How To Get Hired Without A Degree

Career coach and blogger Marty Nemko has been writing about the biggest career myths, such as "Do what you love," "Everyone should network," "Job seekers must sell themselves," and "Being your own boss is often wise." This post takes a look at the idea that getting a degree is always "worth it."

Conventional wisdom holds that getting a degree is worth it. Advocates cite the (misleading) statistic that college degree holders earn $1 million more. They also argue that getting a degree is a good way to wait out the lousy job market.

I used to believe that but I'm no longer as sure.

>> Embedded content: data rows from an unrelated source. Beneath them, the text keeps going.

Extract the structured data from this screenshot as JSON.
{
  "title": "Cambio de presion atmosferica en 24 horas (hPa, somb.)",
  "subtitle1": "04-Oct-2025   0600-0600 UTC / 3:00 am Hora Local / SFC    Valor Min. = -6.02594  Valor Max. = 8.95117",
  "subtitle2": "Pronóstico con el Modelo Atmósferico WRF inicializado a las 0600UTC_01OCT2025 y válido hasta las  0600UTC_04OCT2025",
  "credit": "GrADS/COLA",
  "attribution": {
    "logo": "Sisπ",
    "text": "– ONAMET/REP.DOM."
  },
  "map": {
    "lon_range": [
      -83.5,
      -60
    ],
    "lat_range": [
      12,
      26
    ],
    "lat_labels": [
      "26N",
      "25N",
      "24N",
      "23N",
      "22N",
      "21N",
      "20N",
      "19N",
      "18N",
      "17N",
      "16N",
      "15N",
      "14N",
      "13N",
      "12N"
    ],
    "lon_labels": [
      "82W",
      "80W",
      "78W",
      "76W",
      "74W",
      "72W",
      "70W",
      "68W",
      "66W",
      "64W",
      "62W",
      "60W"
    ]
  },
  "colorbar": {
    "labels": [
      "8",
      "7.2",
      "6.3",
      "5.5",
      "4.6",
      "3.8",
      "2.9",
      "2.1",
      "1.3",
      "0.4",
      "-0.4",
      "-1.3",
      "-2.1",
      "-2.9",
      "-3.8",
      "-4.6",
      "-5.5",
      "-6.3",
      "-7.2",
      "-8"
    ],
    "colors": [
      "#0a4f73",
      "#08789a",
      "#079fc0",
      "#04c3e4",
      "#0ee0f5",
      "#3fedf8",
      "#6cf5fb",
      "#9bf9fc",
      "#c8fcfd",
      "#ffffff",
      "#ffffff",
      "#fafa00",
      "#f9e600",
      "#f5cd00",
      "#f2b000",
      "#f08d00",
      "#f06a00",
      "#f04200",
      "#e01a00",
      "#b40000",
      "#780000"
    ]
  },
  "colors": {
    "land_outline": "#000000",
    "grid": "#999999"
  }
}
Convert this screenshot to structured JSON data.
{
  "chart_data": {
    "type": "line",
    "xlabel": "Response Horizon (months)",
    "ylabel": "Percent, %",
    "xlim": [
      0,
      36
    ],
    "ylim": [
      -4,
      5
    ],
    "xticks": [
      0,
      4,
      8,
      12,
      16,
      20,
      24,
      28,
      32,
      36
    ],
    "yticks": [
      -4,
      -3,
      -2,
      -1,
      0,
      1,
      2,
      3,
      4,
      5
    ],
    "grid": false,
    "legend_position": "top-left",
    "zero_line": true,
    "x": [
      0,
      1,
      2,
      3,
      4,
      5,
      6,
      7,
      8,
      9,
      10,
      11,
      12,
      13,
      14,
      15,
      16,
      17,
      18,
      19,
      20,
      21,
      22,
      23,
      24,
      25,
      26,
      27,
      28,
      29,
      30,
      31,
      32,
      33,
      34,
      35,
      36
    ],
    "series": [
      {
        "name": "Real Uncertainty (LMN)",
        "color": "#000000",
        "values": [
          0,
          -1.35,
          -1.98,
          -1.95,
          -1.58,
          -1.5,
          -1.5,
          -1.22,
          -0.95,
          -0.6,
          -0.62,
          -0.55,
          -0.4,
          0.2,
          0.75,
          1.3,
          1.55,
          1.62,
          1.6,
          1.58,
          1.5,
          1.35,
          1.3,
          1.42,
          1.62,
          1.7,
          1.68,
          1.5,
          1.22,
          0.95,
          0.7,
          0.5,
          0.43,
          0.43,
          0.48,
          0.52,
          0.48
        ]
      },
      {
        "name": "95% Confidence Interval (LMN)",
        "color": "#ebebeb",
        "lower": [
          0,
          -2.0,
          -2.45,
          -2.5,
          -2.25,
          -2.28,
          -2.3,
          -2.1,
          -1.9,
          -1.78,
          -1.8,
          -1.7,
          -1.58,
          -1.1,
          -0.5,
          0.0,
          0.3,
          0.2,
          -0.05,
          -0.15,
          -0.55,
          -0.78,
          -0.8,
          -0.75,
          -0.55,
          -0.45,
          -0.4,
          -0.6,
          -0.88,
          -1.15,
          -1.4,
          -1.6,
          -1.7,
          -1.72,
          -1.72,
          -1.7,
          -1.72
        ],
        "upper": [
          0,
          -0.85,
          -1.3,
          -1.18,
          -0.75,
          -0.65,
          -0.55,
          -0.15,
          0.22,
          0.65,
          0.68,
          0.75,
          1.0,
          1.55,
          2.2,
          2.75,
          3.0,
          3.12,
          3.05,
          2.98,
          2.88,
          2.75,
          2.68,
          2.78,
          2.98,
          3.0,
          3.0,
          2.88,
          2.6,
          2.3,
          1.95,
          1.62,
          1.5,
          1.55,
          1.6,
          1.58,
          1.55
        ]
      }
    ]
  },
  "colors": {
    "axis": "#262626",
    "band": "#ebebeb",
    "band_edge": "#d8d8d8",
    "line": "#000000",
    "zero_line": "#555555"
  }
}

Why the $1 million stat is misleading
The pool of college graduates tends to be brighter, more motivated, and better connected than is the pool of non-graduates. You could lock college graduates in a closet for four years after high school and they would still earn much more. The million-dollar statistic is misleading also because it's retrospective to a time when only the best and brightest went to college and employers couldn't offshore jobs and so had to pay high salaries to college graduates. Alas, that's no longer true. In 1970, 40 percent of high school graduates went to college. Now over 70 percent attend college.

What's happening to today's degree holders
Studies of recent years' degree recipients' efforts to find work suggest that many career-minded people should consider spending the time and money on activities other than getting a degree:

An Associated Press analysis of data from 2011 found 54 percent of college graduates under 25 were unemployed or under-employed, meaning they were working in jobs they could have gotten out of high school. That's especially likely in fields that don't particularly impress employers such as sociology, art history, or American studies.

Alas, according to a 2012 Georgetown University study, even science and technology majors have, an unemployment rate higher than the national average of 7.6%. For example, major in science: the unemployment rate is 8.2% Mechanical engineering: 8.6% Information systems: 11.7%.

But what about graduate school as a way to improve employability? In March 2013, the ABA Journal reported that just over half of grads had full-time legal jobs. And doctorates? The National Science Foundation reports that fewer than 40% of new PhDs had a position waiting for them at graduation.

I have been unable to find national averages for that supposedly most marketable degree, the MBA. But according to a November 2012 Bloomberg/BusinessWeek report, 10% of Berkeley MBAs were unemployed three months after graduation and 23% of MBAs from USC were. One can only imagine the unemployment rate for graduates of less prestigious MBA programs.

True, education shouldn't just be about employability but about learning, for example, developing thinking skills. Alas, many degree holders have learned frighteningly little. The definitive book on how much learning occurs in college, Academically Adrift published by University of Chicago Press, found that 36 percent of college graduates didn't grow at all in writing and critical thinking!

Better Alternatives?
Of course, you don't need to convince anyone to hire you without degrees if you're self-employed. But self-employment is often more difficult even than many people imagine.

If you'd like a non-degree path to becoming well-employed by someone else, consider what I call You U.

At You U, you, perhaps with a mentor, pick career-boosting activities that may benefit you more than a degree. Instead of having to take a mass of often not-useful courses from one university, you can choose the most relevant courses and webinars taught anywhere, for example, from among the 70,000 courses from 300 sources aggregated on You might also attend professional conferences, local chapter meetings of your professional association, do independent reading and watching of videos, and/or get a formal or informal internship or job at the elbow of a master.

Not only does You U allow you to learn what you need from the best people and do it more quickly, it costs a tiny fraction of a State U, let alone Private U degree.

Convincing Employers
But will employers hire a You U "graduate?" I have asked audiences if they'd consider an applicant who included the following in their job application letter over a degree holder. Eighty percent said yes:

Dear (Insert Name of Employer),
I suspect you'll be tempted to toss my application because I don't have the required degree. But having heard many degree holders complain that they didn't learn enough of practical value to justify the time and money, I decided to get my additional training as follows. (Insert all you did at You U.) But now comes the moment of truth. I chose to emphasize substance over form, but will you interview me? Hoping to hear from you.


Wouldn't you consider hiring or promoting someone who attended You U?